Ingredient Lists Matter
Compounds like yohimbine and vinpocetine are not found in standard energy drinks for a reason. Before consuming any high-stimulant product, check what’s actually in it. If you have a heart condition, high blood pressure, or take any medication, talk to a doctor first. This is general guidance, not specific to Redline — but Redline is a clear case of why it matters.
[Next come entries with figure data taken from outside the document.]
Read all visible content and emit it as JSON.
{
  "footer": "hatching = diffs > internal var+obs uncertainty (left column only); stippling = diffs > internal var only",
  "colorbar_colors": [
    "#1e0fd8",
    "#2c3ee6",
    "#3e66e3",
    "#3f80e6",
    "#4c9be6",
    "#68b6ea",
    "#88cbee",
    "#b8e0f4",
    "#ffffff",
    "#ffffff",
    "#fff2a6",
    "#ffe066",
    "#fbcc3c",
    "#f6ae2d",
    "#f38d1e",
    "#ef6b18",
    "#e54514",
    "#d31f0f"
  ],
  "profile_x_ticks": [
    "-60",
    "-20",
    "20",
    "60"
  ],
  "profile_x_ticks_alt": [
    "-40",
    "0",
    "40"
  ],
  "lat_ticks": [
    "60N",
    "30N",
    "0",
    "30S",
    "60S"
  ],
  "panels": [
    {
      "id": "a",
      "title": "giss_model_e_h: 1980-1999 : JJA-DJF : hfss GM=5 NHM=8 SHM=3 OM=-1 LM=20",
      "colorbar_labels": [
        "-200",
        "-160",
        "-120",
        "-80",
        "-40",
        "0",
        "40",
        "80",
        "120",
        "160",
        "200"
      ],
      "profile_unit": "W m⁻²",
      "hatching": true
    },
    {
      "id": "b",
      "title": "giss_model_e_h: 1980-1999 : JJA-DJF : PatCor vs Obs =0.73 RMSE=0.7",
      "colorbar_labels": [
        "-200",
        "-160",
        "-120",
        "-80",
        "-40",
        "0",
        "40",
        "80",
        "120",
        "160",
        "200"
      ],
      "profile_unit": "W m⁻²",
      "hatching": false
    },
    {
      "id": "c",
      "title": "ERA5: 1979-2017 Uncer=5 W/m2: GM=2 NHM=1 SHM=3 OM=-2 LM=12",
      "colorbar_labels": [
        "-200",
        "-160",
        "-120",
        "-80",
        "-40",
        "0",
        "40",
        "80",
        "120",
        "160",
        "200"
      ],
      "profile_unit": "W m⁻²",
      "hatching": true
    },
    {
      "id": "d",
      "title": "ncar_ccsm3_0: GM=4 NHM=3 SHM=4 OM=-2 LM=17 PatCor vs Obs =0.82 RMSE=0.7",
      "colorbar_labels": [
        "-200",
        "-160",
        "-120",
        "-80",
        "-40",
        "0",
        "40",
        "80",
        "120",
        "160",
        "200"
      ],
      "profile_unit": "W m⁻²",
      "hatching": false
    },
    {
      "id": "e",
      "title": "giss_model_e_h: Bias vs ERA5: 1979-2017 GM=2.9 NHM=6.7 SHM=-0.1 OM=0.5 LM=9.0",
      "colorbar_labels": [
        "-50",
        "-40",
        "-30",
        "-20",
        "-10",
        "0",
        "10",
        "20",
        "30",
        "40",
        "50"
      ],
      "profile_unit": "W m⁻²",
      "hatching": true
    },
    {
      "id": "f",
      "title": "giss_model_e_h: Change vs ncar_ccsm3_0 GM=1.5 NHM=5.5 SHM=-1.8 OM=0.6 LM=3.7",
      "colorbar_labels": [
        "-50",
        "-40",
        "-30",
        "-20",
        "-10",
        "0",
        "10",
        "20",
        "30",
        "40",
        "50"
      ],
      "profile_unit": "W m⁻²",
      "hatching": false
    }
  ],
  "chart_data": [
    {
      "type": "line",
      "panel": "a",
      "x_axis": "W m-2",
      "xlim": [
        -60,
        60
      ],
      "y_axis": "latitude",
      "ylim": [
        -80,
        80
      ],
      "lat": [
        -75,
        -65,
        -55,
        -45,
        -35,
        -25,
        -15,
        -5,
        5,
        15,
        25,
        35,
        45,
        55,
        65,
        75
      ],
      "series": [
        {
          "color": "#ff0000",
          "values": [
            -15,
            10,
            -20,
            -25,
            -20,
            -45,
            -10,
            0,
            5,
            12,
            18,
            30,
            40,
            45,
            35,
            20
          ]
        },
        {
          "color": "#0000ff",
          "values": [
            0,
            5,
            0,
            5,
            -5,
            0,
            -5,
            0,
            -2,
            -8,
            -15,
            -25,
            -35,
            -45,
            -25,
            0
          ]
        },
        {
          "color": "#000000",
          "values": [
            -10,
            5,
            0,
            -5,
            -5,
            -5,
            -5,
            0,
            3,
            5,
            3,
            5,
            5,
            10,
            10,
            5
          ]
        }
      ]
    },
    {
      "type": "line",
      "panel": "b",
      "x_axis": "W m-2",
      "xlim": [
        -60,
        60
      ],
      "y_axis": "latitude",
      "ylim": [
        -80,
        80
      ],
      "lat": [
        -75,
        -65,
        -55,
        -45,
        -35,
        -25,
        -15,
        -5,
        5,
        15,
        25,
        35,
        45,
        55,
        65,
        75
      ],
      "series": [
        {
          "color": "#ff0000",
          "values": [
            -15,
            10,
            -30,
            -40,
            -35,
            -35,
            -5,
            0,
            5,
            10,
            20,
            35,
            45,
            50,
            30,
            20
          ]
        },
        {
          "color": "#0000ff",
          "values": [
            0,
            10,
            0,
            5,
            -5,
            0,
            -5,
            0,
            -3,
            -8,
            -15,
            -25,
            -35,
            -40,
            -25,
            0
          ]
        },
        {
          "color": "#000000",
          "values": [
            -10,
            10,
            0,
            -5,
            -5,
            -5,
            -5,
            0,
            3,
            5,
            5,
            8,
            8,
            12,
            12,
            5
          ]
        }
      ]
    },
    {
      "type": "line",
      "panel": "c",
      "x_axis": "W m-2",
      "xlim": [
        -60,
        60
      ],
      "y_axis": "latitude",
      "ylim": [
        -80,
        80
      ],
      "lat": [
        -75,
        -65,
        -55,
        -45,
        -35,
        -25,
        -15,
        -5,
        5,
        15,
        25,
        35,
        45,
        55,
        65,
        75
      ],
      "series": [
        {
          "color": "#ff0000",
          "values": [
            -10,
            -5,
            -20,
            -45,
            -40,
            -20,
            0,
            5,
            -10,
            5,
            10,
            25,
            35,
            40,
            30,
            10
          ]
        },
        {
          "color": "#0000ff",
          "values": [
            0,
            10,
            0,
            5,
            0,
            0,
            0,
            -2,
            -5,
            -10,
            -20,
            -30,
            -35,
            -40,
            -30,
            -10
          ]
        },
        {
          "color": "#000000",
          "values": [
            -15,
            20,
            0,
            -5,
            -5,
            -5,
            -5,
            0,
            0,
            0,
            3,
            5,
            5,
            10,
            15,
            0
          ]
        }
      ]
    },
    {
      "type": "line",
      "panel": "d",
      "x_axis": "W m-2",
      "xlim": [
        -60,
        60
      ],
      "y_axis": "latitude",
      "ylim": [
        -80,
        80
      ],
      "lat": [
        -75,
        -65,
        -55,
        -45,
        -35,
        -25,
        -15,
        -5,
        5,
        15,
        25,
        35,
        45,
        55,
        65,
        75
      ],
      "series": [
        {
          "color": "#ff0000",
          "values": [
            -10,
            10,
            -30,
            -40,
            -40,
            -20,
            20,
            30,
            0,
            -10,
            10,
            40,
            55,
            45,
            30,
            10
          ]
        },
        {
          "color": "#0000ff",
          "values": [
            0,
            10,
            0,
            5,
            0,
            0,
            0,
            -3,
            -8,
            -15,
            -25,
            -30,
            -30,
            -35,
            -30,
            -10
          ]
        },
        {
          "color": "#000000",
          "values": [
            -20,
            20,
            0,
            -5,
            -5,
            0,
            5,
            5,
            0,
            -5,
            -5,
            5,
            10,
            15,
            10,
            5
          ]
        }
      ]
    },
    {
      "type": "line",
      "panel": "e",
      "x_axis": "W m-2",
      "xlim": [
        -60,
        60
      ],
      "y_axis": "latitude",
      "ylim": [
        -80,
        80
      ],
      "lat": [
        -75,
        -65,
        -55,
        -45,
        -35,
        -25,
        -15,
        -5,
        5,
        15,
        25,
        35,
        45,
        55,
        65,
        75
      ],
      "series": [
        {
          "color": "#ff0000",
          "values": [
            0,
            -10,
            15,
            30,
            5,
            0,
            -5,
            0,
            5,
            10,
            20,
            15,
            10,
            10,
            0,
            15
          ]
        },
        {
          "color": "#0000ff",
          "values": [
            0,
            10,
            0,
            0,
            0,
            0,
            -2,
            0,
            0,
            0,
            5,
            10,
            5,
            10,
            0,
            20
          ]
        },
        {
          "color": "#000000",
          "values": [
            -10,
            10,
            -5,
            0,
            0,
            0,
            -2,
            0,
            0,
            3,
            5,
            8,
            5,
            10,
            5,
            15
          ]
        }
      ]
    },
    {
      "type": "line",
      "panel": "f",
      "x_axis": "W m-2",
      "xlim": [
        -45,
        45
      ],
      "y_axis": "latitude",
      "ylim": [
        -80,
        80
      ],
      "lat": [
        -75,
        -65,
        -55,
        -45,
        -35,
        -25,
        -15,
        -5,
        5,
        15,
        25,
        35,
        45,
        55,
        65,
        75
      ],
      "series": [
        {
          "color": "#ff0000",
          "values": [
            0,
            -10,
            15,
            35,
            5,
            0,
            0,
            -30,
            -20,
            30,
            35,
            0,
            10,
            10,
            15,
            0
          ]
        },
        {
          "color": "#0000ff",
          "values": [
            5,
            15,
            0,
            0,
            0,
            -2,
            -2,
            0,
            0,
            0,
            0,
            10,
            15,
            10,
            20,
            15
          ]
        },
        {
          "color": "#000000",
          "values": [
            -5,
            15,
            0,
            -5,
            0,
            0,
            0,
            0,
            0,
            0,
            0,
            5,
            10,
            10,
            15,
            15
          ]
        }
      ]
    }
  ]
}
Packaging Doesn’t Tell the Whole Story
A product sold next to bottled water at a convenience store feels like a casual choice. But some products in that setting carry risks that most consumers don’t expect. Small-print warnings and dosing gauges are easy to miss when you’re in a hurry. That gap is exactly what the Redline lawsuit centered on.
For more consumer news and business coverage, visit Businesswards.
Final Summary
Redline energy drink was discontinued — that much is confirmed by retailer listings. The exact official reason was never publicly announced by VPX, but the picture is reasonably clear.
The product combined very high caffeine with additional stimulants not found in typical energy drinks. At least one consumer was reportedly hospitalized, triggering a federal class action lawsuit with serious safety allegations. Legal liability, retailer hesitancy, and VPX’s broader corporate troubles likely made keeping Redline in production more trouble than it was worth.
No single cause ended Redline. It was a combination of safety concerns, legal pressure, and business reality — and the product quietly disappeared as a result.